Subtiler britischer Humor, und musikalisch ein Schweizer Präzisionswerk

Der Himmel hängt nicht voller Geigen. Aber ein maltraitiertes Cello schwebt hoch über der leeren, düsteren Szenerie, die zerrissenen Saiten gen Boden baumelnd. Sein Spieler, der noch kurz zuvor die ersten, wehmütigen Takte der Oper eröffnete, gekleidet in einer einst wohl üblichen Bauernkluft, ist da längst überwältigt von der Miliz der Besatzer. Während im Graben das anklingende Naturidyll mit brausenden Stürmen überzogen wird und schließlich in zackigen Galopp verfällt – mithin all das geschieht, was man mit „Wilhelm Tell“ verbindet – erinnert das Bühnenbild bis zum Schluss der Ouvertüre entfernt an eine Schtetl-Szene von Chagall. Bloß hat das ja rein gar nichts mit der Schweiz zu tun.

Oder auch der merkwürdige Umstand, dass die Häscher des armen Cellospielers maskenhaft schwarz geschminkte Gesichter haben. Das macht sie ein bisschen so, wie man sich die Schwarzen Reiter aus dem „Herrn der Ringe“ vorstellt. Was ja auch rein gar nichts mit der Schweiz zu tun hat. Aber der Regisseur (David Pountney) ist Brite, fällt einem dann ein. Seinen Landsleuten wird ein zuweilen skurriler Blick auf die Welt nachgesagt. Teilt man diese Sichtweise spaßeshalber ein bisschen, während des ersten Akts, wird aus den Bühnen-Schweizern ein Völkchen liebenswert-putziger Hobbits. Sie sind eine quirlige Gemeinschaft und pflegen lustige Gewohnheiten. Und nun wird ihr freundlich-friedliches Land bedroht von einer dunklen Macht. Tolkiens Opus magnum ist übrigens nicht nur Fantasy-Literatur, sondern ein Porträt der Zeit des zweiten Weltkriegs. Das idyllische Land der Hobbits, Mittelerde, steht für England, und die Orks sind die Deutschen. Die in „Wilhelm Tell“ die Habsburger sind. Aber mehr Bezug zur Schweiz ist hier beim besten Willen nicht herstellbar.

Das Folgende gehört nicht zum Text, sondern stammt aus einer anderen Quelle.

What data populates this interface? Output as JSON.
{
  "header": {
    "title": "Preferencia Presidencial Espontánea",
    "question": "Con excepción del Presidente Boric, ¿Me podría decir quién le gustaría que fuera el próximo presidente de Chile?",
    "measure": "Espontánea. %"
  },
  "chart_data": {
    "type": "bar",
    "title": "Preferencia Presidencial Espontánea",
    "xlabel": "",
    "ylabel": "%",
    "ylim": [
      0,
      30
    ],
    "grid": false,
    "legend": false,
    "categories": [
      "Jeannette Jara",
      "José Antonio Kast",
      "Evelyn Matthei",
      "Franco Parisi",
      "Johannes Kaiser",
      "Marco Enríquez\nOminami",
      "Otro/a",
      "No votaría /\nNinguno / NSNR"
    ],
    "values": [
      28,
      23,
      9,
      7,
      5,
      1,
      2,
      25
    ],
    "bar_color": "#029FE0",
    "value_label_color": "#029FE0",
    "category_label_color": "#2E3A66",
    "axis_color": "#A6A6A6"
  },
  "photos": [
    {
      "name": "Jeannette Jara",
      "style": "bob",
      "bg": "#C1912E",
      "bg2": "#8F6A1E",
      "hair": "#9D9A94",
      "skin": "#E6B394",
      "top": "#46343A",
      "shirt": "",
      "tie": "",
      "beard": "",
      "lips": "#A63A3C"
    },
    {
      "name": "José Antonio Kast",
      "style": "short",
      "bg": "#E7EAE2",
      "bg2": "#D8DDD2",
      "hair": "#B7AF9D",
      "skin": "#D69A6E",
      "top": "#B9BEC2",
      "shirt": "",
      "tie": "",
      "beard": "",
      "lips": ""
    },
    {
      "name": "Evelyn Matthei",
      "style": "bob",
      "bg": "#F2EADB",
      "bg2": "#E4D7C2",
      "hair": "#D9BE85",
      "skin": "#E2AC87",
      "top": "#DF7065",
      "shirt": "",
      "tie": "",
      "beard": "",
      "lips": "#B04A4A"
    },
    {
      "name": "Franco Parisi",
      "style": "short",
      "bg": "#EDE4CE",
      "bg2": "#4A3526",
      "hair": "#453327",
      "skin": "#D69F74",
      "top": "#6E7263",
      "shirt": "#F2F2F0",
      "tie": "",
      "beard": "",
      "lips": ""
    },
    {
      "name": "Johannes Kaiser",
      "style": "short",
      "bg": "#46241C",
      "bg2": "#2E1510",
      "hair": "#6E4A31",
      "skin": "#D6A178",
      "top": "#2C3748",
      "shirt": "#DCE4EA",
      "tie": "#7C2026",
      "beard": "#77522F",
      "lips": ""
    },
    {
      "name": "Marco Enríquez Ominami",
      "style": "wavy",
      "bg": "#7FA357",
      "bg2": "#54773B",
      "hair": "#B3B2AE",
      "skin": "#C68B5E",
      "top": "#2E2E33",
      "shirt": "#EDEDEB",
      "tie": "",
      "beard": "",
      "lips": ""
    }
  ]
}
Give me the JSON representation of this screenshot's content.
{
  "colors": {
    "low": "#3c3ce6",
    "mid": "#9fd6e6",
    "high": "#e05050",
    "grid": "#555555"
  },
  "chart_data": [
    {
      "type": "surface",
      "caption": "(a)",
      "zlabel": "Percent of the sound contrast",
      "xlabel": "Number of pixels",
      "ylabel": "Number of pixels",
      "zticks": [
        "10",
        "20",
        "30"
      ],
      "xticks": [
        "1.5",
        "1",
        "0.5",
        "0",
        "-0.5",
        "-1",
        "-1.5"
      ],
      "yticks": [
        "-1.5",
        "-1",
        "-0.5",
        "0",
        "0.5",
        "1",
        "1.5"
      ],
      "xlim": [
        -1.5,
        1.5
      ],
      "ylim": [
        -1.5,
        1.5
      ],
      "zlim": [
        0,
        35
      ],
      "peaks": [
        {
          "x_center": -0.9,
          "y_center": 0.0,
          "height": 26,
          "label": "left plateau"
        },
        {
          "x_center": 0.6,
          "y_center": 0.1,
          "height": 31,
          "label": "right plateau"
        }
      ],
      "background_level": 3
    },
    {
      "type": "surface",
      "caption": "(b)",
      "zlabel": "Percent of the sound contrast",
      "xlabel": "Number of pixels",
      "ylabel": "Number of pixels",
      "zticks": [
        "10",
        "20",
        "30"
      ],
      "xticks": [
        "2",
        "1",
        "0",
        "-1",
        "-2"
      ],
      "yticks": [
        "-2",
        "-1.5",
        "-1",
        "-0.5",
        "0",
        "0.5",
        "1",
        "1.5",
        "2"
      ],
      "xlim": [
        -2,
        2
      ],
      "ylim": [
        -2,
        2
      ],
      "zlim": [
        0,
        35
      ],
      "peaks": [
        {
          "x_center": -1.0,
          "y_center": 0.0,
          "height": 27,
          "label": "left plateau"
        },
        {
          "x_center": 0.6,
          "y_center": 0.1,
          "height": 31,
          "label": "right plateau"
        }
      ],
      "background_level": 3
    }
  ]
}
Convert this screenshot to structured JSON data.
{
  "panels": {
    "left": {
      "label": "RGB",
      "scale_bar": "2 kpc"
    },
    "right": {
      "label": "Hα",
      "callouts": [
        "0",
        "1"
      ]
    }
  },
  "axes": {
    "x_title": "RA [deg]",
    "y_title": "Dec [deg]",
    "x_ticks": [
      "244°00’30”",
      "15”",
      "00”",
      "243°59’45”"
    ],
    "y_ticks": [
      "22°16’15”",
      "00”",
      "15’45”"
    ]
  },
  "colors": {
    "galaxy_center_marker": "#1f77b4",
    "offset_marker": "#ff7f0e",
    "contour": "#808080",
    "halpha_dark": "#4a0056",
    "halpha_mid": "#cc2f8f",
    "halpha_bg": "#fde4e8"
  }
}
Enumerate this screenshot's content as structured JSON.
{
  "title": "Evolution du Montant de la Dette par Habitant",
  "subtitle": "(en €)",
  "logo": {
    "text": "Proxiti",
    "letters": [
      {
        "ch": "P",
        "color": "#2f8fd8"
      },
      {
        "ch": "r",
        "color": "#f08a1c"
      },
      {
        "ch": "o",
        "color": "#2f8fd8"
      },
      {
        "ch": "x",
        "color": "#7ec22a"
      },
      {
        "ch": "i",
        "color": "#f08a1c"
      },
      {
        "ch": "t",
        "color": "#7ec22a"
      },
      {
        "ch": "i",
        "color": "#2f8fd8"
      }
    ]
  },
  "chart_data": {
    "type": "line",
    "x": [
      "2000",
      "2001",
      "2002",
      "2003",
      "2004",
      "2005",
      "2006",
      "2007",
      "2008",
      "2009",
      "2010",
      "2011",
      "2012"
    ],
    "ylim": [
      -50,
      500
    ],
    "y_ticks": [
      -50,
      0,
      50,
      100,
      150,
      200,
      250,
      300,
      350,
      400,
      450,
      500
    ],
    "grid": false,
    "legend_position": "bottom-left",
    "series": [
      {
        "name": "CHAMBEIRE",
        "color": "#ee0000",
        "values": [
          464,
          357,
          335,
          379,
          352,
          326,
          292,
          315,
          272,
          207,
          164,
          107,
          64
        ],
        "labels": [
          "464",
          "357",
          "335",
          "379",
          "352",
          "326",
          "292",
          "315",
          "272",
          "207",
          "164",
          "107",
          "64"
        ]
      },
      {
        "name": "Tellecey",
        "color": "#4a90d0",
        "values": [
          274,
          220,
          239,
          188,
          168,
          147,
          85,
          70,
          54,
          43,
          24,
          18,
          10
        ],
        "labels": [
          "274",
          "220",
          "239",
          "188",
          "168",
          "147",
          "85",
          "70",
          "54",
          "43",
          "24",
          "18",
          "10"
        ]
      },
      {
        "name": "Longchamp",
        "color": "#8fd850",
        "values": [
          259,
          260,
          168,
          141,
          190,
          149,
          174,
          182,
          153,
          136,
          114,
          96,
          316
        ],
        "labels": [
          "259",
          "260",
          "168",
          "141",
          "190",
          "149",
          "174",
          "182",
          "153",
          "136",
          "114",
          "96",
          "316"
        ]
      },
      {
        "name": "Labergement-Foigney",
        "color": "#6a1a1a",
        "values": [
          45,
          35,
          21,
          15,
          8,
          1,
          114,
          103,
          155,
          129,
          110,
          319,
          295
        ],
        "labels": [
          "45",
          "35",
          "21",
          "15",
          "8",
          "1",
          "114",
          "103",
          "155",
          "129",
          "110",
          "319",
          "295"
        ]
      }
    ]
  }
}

Was allerdings, ganz grundsätzlich, sogar für die Musik gilt. Denn spätestens in dem Moment, als die Bühnen-Schweizer ihr Schicksal beklagen wird deutlich, dass Rossini der Wegbereiter Verdis ist. Dieser Chor der Besetzten in „Wilhelm Tell“ nimmt es glatt auf mit dem Gefangenen-Chor in „Nabucco“. Was wiederum in Ägypten spielt, also schon rein geographisch, auch zeitlich, ziemlich weit entfernt von der Schweiz ist. Wobei es ja auch in „Nabucco“ eigentlich nicht um die Hebräer der Handlung, sondern um die Italiener zu Zeiten Verdis geht, die aus der Fremdherrschaft geführt und zur Einheit finden sollen. In „Wilhelm Tell“, kommt einem dann in den Sinn, ist der Titelheld fast eine Art Mose, der das Volk der Hebräer aus Ägypten führt. Vielleicht trägt ja deshalb der Anführer der Miliz einen Helm, der an eine altägyptische Gottheitsmaske erinnert. Oder es ist wieder britischer Humor im Spiel.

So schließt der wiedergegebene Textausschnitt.